In Myanmar, the ethnic cleansing of the Rohingya minority is still on-going. While thousands of people are fleeing the country every day, a new threshold has recently been reached.
Bangladesh and India, two countries taking in the great majority of the refugee’ influx, are set to send back their refugees to Myanmar under a recent agreement.
The first deportations started in spite of warnings from the UNHCR, the refugee agency, calling for a safe and dignified return of those who would voluntarily settle back in Myanmar. After five years of persecution, the UN emphasises the ongoing violence and discrimination suffered by the Muslim minority.
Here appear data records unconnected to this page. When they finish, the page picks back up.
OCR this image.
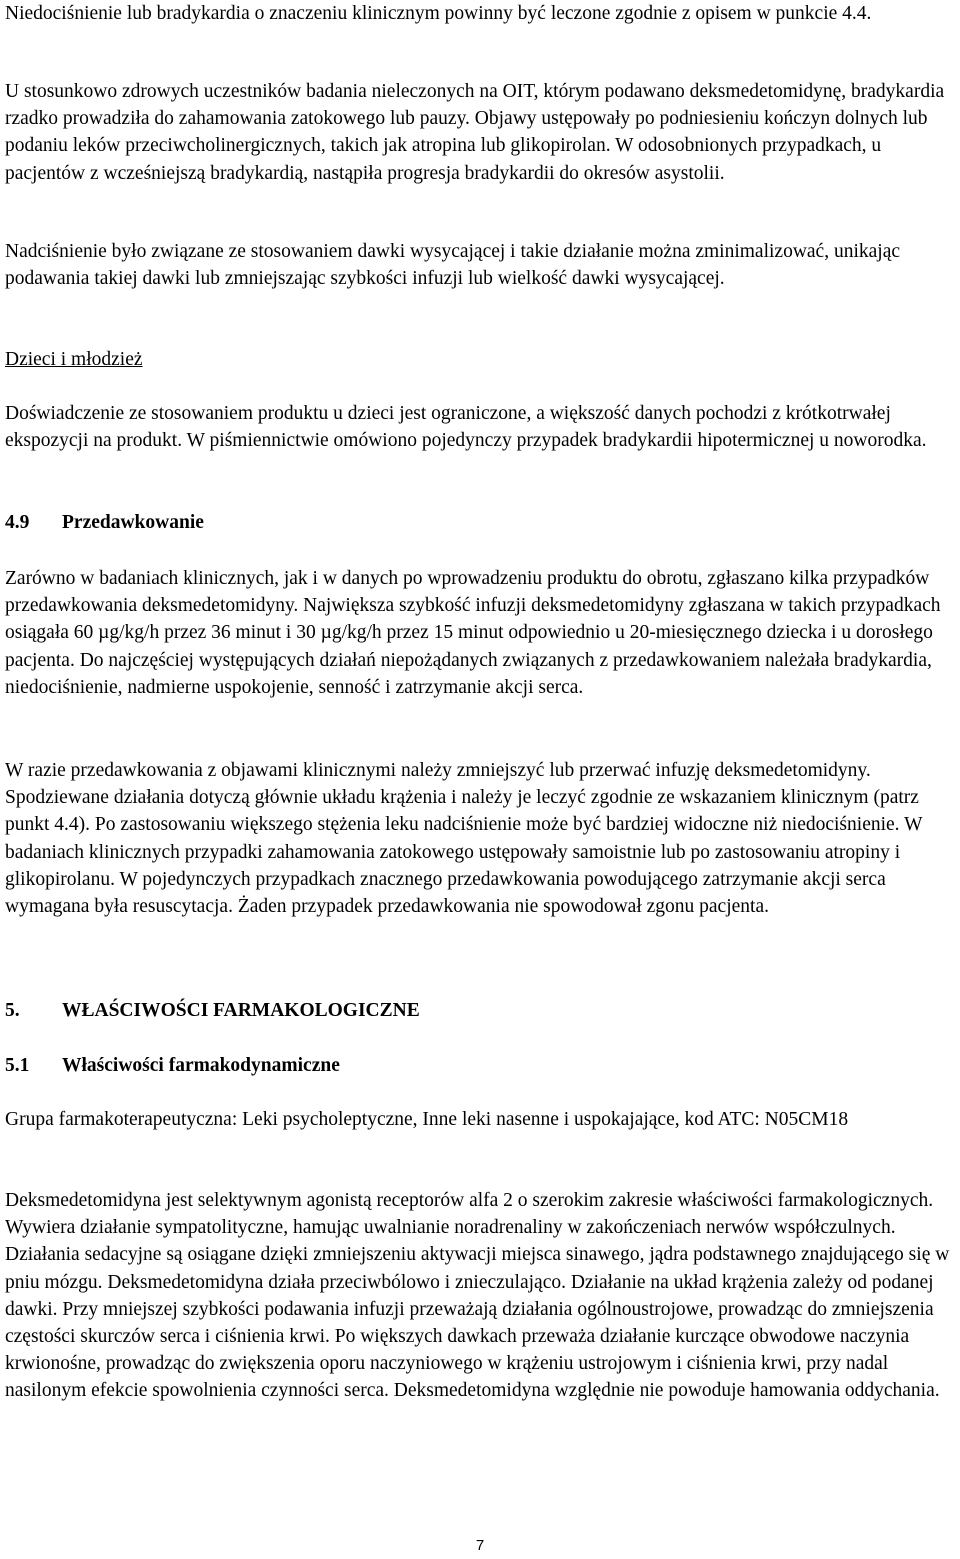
Niedociśnienie lub bradykardia o znaczeniu klinicznym powinny być leczone zgodnie z opisem w punkcie 4.4.

U stosunkowo zdrowych uczestników badania nieleczonych na OIT, którym podawano deksmedetomidynę, bradykardia rzadko prowadziła do zahamowania zatokowego lub pauzy. Objawy ustępowały po podniesieniu kończyn dolnych lub podaniu leków przeciwcholinergicznych, takich jak atropina lub glikopirolan. W odosobnionych przypadkach, u pacjentów z wcześniejszą bradykardią, nastąpiła progresja bradykardii do okresów asystolii.

Nadciśnienie było związane ze stosowaniem dawki wysycającej i takie działanie można zminimalizować, unikając podawania takiej dawki lub zmniejszając szybkości infuzji lub wielkość dawki wysycającej.

Dzieci i młodzież

Doświadczenie ze stosowaniem produktu u dzieci jest ograniczone, a większość danych pochodzi z krótkotrwałej ekspozycji na produkt. W piśmiennictwie omówiono pojedynczy przypadek bradykardii hipotermicznej u noworodka.

4.9 Przedawkowanie

Zarówno w badaniach klinicznych, jak i w danych po wprowadzeniu produktu do obrotu, zgłaszano kilka przypadków przedawkowania deksmedetomidyny. Największa szybkość infuzji deksmedetomidyny zgłaszana w takich przypadkach osiągała 60 µg/kg/h przez 36 minut i 30 µg/kg/h przez 15 minut odpowiednio u 20-miesięcznego dziecka i u dorosłego pacjenta. Do najczęściej występujących działań niepożądanych związanych z przedawkowaniem należała bradykardia, niedociśnienie, nadmierne uspokojenie, senność i zatrzymanie akcji serca.

W razie przedawkowania z objawami klinicznymi należy zmniejszyć lub przerwać infuzję deksmedetomidyny. Spodziewane działania dotyczą głównie układu krążenia i należy je leczyć zgodnie ze wskazaniem klinicznym (patrz punkt 4.4). Po zastosowaniu większego stężenia leku nadciśnienie może być bardziej widoczne niż niedociśnienie. W badaniach klinicznych przypadki zahamowania zatokowego ustępowały samoistnie lub po zastosowaniu atropiny i glikopirolanu. W pojedynczych przypadkach znacznego przedawkowania powodującego zatrzymanie akcji serca wymagana była resuscytacja. Żaden przypadek przedawkowania nie spowodował zgonu pacjenta.

5. WŁAŚCIWOŚCI FARMAKOLOGICZNE

5.1 Właściwości farmakodynamiczne

Grupa farmakoterapeutyczna: Leki psycholeptyczne, Inne leki nasenne i uspokajające, kod ATC: N05CM18

Deksmedetomidyna jest selektywnym agonistą receptorów alfa 2 o szerokim zakresie właściwości farmakologicznych. Wywiera działanie sympatolityczne, hamując uwalnianie noradrenaliny w zakończeniach nerwów współczulnych. Działania sedacyjne są osiągane dzięki zmniejszeniu aktywacji miejsca sinawego, jądra podstawnego znajdującego się w pniu mózgu. Deksmedetomidyna działa przeciwbólowo i znieczulająco. Działanie na układ krążenia zależy od podanej dawki. Przy mniejszej szybkości podawania infuzji przeważają działania ogólnoustrojowe, prowadząc do zmniejszenia częstości skurczów serca i ciśnienia krwi. Po większych dawkach przeważa działanie kurczące obwodowe naczynia krwionośne, prowadząc do zwiększenia oporu naczyniowego w krążeniu ustrojowym i ciśnienia krwi, przy nadal nasilonym efekcie spowolnienia czynności serca. Deksmedetomidyna względnie nie powoduje hamowania oddychania.

7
However, India is already planning to deport 40,000 people, and Bangladesh has provided the names of 5,000 refugees listed for return to the Myanmar authorities.
India’s authorities consider all those who entered the country without a legal permit as illegal immigrants, who will be identified and sent back. Prime Minister Narendra Modi is said to be strongly influenced by some Hindu groups calling for the deportation of the Myanmar refugees. These same groups could prove to be useful to Modi ahead of the 2019 elections. These groups suggest that the Rohingya are easy targets for radicalisation by extremist groups, as well as their possible -yet unproven- links with Pakistan-based terror organisations.
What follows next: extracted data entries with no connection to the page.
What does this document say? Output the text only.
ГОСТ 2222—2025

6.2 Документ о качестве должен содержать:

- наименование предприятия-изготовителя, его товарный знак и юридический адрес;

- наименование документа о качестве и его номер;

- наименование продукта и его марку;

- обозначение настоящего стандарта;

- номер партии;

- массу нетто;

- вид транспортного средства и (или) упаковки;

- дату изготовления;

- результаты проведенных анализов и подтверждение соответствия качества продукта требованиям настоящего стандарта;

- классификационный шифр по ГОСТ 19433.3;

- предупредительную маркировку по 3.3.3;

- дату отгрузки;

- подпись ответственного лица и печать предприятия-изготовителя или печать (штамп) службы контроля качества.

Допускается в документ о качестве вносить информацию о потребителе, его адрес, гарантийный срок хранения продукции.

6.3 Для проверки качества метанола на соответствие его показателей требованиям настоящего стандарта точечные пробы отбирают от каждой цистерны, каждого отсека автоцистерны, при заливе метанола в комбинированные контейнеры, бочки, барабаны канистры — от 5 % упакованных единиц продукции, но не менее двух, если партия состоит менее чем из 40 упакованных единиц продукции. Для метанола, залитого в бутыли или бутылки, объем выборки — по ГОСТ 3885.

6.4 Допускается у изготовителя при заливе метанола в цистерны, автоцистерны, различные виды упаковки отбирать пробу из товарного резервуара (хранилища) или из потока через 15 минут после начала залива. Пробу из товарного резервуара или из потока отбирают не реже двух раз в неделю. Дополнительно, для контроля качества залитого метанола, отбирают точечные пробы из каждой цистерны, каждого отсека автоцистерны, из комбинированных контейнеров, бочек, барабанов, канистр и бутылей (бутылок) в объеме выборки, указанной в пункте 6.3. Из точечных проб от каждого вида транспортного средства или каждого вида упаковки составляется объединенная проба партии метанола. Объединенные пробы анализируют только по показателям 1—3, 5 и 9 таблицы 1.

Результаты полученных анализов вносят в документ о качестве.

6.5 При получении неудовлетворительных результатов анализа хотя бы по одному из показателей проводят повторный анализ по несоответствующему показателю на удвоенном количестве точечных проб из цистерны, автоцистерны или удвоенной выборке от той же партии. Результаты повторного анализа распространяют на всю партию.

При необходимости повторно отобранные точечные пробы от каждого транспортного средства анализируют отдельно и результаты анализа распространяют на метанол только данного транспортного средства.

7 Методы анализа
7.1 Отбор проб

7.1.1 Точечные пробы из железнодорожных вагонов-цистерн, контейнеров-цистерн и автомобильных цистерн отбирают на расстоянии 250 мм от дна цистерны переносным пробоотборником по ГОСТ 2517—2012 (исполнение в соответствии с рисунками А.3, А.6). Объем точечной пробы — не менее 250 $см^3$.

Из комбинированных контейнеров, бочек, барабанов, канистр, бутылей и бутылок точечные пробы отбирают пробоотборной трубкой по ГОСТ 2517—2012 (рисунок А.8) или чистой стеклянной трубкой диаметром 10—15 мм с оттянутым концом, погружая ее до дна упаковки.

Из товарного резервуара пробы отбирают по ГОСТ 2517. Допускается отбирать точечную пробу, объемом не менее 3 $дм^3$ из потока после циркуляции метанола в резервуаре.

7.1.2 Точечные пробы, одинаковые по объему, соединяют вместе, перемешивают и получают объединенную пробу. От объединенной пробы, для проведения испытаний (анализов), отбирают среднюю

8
After a first draft in 2017 and under pressure from China, both Bangladesh and Myanmar authorities have drawn up a concrete plan, which enables “repatriations” to start from mid-November. China’s economic investment in both countries gives it substantial leverage. The East Asian country previously supported Myanmar at various occasions, preventing the UN Security Council and General Assembly from interfering in the western region of Myanmar. Originally coming from the Rakhine province of Myanmar, the Rohingya have been welcomed into Bangladesh from the beginning of the crisis, but the cost of basic refugee camps has become a burden for the impoverished country. Indeed, Dhaka has seen international donors shifting from emergency to integration funding. Back in Myanmar, government authorities in Naypyidaw have so far failed to address security, safety and stability issues that have affected and continue to affect the Rohingya population. Therefore, this deal also aims to inform the global community of the many problems that still face the Rohingya.
Bangladesh’s integrity has also been put into question after a revelation from Canadian and UN officials stating that Dhaka has stopped a bilateral programme aiming to resettle Rohingya refugees in Canada. According to Bangladeshi officials, this incentive increased the number of refugees hoping to be resettled in a Western country.
The future of this ethnicity is at stake. Living in the poorest conditions in India and Bangladesh, the Rohingya once hoped to integrate into the societies to which they fled. Today, they are being forced to go back to the very same place where everything started, leaving the question of their survival open.